Researchers found that a previously dismissed genetic mechanism may contribute to nicotine dependence, and to the withdrawal effects that can make quitting smoking so difficult.
Scientists examined withdrawal responses in the millimeter-long roundworms Caenorhabditis elegans, which get hooked on nicotine just like humans.
In the findings published in Cell Reports, the researchers identified specific genes and microRNA that play an essential role in how the roundworms develop nicotine dependence and withdrawal responses--clues that may carry over to the mammalian realm.
The study took a fresh look at a previously dismissed biological mechanism. Most research in the field has focused on how proteins called nicotine acetylcholine receptors contribute to dependence.
The team focused on an earlier step in the genetic coding process and discovered that a series of genes were involved in a process that ultimately increased the production of the nicotine receptor proteins, with microRNAs--a class of small RNA molecules that help fine-tune gene expression--playing a pivotal role.

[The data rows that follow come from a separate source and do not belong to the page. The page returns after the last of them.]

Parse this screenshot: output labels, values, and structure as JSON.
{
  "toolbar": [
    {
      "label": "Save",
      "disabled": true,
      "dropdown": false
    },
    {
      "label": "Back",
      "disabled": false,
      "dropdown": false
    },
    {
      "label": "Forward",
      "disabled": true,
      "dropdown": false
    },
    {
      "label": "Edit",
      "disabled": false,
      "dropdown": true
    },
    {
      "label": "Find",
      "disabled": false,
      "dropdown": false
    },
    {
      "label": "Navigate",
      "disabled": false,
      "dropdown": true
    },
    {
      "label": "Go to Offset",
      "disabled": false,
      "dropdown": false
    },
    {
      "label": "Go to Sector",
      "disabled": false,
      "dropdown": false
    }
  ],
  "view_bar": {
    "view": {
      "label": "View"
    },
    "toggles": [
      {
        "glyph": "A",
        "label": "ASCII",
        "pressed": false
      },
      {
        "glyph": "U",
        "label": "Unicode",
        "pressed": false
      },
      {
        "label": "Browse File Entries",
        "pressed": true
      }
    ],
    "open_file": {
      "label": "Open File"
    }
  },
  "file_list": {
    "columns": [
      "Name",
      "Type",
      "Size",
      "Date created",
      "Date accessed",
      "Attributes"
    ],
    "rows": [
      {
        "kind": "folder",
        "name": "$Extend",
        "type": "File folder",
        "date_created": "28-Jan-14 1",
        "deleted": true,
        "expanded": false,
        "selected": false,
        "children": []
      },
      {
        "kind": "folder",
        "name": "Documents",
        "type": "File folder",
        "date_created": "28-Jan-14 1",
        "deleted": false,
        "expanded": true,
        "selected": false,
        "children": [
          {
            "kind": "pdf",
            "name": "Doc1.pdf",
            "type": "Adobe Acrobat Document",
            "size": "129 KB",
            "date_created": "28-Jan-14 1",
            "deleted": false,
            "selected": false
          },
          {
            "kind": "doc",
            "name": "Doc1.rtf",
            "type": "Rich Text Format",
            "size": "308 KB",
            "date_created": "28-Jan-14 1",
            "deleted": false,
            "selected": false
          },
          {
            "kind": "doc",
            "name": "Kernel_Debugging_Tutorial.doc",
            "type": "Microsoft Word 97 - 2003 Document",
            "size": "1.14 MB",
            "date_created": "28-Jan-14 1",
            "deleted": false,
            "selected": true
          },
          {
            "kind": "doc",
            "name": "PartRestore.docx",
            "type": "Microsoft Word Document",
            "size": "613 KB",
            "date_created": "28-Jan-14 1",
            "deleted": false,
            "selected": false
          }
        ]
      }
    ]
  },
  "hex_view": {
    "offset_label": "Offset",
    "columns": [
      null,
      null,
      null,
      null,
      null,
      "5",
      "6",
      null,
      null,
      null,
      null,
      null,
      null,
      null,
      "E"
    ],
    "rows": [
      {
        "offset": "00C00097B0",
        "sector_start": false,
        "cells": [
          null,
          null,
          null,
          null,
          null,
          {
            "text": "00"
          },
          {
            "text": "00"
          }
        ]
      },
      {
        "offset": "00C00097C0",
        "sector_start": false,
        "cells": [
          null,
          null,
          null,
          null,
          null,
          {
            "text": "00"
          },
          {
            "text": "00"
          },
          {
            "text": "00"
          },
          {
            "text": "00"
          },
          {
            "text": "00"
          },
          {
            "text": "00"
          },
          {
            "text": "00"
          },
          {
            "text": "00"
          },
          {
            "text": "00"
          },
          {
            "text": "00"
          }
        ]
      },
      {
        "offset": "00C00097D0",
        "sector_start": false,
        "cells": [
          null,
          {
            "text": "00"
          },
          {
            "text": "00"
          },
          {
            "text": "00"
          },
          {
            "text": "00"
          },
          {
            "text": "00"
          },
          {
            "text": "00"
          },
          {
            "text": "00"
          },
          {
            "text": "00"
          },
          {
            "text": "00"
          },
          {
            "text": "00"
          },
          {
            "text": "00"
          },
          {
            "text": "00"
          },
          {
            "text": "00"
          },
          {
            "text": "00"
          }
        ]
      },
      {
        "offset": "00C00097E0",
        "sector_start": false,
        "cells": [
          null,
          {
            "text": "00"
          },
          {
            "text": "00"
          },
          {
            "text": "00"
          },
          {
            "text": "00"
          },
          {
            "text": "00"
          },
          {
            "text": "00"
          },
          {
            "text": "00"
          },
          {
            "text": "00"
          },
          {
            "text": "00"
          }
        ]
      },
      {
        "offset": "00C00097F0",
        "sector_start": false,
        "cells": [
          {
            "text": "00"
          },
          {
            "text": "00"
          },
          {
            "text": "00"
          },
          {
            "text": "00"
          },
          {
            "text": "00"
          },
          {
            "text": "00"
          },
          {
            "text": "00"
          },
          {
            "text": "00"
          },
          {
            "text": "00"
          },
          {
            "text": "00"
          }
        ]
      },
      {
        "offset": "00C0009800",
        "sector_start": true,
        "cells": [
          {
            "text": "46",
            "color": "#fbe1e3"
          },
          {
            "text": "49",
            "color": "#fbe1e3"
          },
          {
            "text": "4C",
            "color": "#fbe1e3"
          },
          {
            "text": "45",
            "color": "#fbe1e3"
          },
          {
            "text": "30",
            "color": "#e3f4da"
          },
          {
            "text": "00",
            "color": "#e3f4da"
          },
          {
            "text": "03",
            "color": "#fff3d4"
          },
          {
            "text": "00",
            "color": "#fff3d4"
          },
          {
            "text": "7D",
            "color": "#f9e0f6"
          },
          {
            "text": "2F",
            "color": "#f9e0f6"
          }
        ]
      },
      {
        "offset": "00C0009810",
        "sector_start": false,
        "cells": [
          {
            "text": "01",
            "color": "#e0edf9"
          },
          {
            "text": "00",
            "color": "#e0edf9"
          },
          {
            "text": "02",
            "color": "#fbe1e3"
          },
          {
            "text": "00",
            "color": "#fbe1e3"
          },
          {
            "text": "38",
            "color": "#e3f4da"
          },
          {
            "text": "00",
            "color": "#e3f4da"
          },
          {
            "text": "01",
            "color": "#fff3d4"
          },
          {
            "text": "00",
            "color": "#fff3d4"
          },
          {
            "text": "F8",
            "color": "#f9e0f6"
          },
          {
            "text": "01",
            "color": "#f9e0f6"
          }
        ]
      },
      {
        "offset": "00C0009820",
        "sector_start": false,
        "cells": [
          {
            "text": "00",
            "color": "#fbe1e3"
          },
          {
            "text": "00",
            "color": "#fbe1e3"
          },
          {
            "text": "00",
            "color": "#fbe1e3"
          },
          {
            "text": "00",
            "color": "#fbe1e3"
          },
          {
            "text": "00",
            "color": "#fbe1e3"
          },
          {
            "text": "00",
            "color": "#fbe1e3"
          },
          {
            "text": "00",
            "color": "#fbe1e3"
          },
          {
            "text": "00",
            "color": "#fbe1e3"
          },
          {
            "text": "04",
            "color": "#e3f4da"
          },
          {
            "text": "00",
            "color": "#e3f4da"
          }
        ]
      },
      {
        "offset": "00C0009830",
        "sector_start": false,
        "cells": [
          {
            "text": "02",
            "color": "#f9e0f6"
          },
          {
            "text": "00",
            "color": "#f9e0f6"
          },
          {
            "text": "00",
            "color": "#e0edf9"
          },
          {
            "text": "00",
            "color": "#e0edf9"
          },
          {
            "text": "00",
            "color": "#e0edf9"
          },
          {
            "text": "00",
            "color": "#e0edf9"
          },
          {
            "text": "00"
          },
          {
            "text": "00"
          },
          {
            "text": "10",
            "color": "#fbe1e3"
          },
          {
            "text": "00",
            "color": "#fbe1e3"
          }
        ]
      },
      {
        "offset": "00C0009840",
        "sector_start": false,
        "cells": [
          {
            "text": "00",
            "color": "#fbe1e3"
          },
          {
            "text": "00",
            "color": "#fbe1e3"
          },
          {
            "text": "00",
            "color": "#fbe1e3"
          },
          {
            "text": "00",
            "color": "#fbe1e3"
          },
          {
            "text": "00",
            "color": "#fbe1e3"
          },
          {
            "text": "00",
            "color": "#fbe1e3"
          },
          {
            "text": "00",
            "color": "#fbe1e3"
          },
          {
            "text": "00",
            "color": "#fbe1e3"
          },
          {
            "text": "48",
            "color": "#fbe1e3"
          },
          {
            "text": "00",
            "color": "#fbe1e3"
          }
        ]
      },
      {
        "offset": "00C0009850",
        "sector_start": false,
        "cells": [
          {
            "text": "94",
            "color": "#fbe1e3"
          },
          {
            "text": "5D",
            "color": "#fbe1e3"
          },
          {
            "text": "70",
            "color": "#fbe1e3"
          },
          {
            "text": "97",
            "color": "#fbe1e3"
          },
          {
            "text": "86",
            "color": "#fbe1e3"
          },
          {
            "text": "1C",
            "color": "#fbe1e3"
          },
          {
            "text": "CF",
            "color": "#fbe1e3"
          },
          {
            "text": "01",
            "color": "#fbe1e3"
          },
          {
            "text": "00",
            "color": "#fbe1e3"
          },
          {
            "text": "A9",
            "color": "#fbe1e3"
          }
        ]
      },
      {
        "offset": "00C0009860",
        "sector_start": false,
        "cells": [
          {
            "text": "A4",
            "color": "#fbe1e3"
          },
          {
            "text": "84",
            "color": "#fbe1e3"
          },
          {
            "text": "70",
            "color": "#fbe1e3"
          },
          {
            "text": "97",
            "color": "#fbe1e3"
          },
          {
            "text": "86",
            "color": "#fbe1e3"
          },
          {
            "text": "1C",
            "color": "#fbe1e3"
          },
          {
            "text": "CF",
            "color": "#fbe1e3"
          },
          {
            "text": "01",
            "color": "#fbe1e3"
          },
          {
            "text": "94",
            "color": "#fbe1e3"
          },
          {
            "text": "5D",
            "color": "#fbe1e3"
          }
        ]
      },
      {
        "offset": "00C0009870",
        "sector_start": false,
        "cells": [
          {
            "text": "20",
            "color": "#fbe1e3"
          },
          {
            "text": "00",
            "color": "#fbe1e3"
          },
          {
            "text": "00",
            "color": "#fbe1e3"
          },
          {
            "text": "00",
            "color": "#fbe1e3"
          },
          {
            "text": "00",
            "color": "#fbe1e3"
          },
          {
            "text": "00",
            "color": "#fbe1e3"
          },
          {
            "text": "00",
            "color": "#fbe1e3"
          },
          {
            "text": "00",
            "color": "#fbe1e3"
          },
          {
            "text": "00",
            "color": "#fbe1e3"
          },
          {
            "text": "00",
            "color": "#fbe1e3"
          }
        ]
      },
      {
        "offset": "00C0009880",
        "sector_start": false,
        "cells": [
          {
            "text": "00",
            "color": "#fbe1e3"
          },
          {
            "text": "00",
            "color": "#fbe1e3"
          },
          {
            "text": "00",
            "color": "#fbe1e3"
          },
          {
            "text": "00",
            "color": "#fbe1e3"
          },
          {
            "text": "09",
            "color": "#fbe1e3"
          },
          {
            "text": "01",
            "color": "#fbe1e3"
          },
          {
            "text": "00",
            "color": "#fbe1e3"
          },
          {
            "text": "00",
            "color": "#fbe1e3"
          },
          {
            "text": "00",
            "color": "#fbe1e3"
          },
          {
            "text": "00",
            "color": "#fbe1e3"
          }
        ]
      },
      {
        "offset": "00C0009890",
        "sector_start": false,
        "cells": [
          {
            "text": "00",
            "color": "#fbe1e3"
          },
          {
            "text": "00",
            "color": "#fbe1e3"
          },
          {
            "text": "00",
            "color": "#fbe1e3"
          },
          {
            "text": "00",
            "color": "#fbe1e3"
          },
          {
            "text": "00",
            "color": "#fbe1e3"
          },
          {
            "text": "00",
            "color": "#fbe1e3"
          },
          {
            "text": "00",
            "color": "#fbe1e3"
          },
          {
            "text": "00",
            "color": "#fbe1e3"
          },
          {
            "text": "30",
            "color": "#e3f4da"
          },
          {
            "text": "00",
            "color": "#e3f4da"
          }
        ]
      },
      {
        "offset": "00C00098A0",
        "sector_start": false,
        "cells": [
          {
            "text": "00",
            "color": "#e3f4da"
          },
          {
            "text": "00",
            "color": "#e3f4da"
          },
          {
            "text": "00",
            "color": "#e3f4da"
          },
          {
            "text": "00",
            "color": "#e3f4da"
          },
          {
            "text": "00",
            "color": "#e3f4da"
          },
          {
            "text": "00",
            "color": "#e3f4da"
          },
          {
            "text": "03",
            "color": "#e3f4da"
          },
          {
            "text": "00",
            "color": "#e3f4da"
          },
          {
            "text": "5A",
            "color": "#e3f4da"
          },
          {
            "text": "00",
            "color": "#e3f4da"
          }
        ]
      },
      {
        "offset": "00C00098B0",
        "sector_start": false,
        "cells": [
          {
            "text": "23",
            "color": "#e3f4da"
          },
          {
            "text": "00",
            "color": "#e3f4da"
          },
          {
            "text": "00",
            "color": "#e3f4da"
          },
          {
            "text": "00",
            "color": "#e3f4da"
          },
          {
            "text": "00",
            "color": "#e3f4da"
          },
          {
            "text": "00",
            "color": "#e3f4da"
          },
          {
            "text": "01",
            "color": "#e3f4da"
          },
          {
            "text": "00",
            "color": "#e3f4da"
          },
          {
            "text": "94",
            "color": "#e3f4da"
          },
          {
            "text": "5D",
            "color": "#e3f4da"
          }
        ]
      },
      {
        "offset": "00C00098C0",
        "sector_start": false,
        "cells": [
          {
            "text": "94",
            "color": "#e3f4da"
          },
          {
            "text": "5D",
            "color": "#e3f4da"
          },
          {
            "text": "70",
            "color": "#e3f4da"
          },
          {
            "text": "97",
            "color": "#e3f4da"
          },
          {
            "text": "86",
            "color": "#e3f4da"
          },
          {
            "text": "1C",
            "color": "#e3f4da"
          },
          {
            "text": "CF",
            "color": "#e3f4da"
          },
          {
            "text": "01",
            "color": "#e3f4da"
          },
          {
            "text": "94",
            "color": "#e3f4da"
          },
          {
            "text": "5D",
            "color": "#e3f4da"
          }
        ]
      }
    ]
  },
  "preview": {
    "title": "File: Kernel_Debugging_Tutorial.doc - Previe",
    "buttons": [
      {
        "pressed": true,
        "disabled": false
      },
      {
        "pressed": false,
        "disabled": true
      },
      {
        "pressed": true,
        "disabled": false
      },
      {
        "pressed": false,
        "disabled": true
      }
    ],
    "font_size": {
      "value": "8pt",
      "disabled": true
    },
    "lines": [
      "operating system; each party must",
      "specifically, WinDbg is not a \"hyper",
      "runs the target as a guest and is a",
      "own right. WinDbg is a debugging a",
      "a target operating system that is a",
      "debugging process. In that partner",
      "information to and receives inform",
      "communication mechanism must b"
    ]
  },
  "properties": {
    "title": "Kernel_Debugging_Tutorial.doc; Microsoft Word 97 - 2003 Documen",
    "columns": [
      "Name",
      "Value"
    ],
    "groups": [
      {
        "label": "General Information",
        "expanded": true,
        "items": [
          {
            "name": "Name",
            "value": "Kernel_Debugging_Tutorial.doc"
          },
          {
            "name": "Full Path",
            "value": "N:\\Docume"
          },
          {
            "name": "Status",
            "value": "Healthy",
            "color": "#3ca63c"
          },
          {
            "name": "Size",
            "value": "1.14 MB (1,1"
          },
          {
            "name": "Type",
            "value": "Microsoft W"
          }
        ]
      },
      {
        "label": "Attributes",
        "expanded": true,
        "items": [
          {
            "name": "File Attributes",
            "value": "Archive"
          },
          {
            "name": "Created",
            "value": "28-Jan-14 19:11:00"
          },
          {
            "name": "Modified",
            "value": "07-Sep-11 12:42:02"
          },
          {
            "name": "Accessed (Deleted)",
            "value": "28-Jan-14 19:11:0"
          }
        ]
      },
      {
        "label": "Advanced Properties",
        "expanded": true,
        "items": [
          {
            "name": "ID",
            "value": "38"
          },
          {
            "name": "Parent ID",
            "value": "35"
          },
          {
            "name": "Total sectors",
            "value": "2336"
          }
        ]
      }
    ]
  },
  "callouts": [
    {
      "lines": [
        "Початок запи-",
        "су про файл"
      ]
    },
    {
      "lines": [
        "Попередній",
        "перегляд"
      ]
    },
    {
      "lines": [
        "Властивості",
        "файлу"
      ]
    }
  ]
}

Authors show that the nAChR gene acr-19 and alg-1, a key Argonaute-family member in the microRNA machinery, are specifically required for nicotine withdrawal response following chronic nicotine treatment. Chronic exposure to nicotine downregulates alg-1, leading to upregulation of acr-19. This effect is mediated by the microRNA miR-238 that recognizes the 3′ UTR of acr-19 transcript.
"We're seeing a clear link between nicotine, microRNA, the receptor proteins, and nicotine-dependent behavior," said one of the lead authors on the study.
This mechanism had been dismissed as unimportant to nicotine dependence. However, senior author pointed out, those conclusions were made decades ago, using less sophisticated techniques.
The lab previously demonstrated that the worms exhibit behavioral responses to nicotine similar to what mammals experience, and that some of the genes involved in nicotine dependence in worms are conserved in mammals--meaning the worms are a good genetic and behavioral model for studying nicotine dependence.
Authors hope that this latest discovery in C. elegans will now lead other scientists to re-examine the role of these microRNAs in nicotine dependence in mammals, and ultimately lead to a better understanding of what causes the dependence.